The 1980 election was a watershed moment for Decter. She and Podhoretz supported Reagan, whom they had first met in 1978. By now, Decter had broken with the Left, and though she did not love the Republican Party, she recognized that it was more aligned with her worldview. “There comes a time when you need to join the side you’re on,” she said. In her words, “Republicanism—capital R—has never been the name of conservative desire . . . It is just that for those who still pin at least some hope on the outcomes of elections, the GOP is all there is.” In 1983, when some of the old crowd tried to revive the CDM in advance of the 1984 elections, she was not interested: “We tried to wrest the Democratic Party back from the left, and we failed.”

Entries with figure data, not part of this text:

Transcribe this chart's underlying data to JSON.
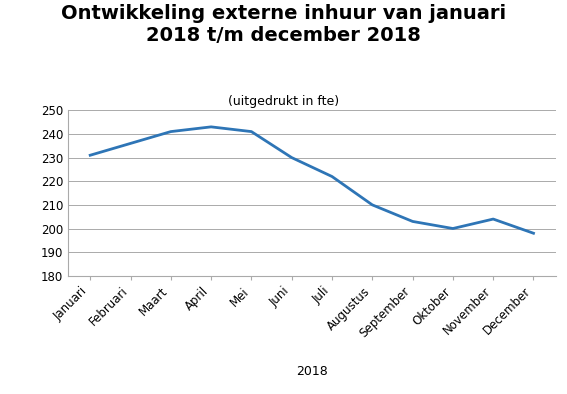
{
  "title_line1": "Ontwikkeling externe inhuur van januari",
  "title_line2": "2018 t/m december 2018",
  "subtitle": "(uitgedrukt in fte)",
  "xlabel": "2018",
  "months": [
    "Januari",
    "Februari",
    "Maart",
    "April",
    "Mei",
    "Juni",
    "Juli",
    "Augustus",
    "September",
    "Oktober",
    "November",
    "December"
  ],
  "values": [
    231,
    236,
    241,
    243,
    241,
    230,
    222,
    210,
    203,
    200,
    204,
    198
  ],
  "ylim": [
    180,
    250
  ],
  "yticks": [
    180,
    190,
    200,
    210,
    220,
    230,
    240,
    250
  ],
  "line_color": "#2E75B6",
  "line_width": 2.0,
  "grid_color": "#AAAAAA",
  "background_color": "#FFFFFF",
  "title_fontsize": 14,
  "subtitle_fontsize": 9,
  "tick_fontsize": 8.5,
  "xlabel_fontsize": 9
}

Her former friends on the left were not happy with the new Decter. Some called her the dragon lady. Timothy Leary wrote, unkindly, that “I’d rather shoot heroin with Janis [Joplin] than shoot heroines with Midge.” Yet she felt embraced in Reagan’s Washington. She lunched at the White House and corresponded with Reagan officials like Ken Adelman. She and Podhoretz helped their son-in-law, Elliott Abrams, get a job in the Reagan State Department. And their son John would serve as a speechwriter in the Reagan and George H. W. Bush administrations. As Decter saw it, “It was the first time in our lives we felt truly welcomed and truly close to the political action.”
In 1981, she founded a new organization, the Committee for a Free World, “dedicated to the advancement of liberty at home and abroad.” As she wrote in her memoir, An Old Wife’s Tale, “you cannot defend American democracy without defending the economic system that is its necessary underpinning.” As she saw it, in the battle for freedom, “domestic policy was foreign policy, and vice versa.” Within a decade, the Committee’s main goal, the collapse of the Soviet Union, had been achieved. And then Decter did something rare and admirable. As Ruth Wisse wrote, “Once that blessed event occurred, Midge, defying every convention of foundation life, declared ‘mission accomplished’ and shut down the operation.” Even the New York Times took note: “Midge Decter, one of the frostiest sentinels on the ramparts of the cold war, apparently is satisfied that a stake has been driven squarely through the heart of communism.”
Bold decisions governed her life. She and Podhoretz could have remained in their liberal intellectual community and spared themselves untold heartaches and enmities. Instead, she made the hard decision to try and change the trajectory of the world. She made the right bet. “Nerve,” she once said, is “the one thing all writers need.” Vision helps, too. Midge Decter had both in abundance.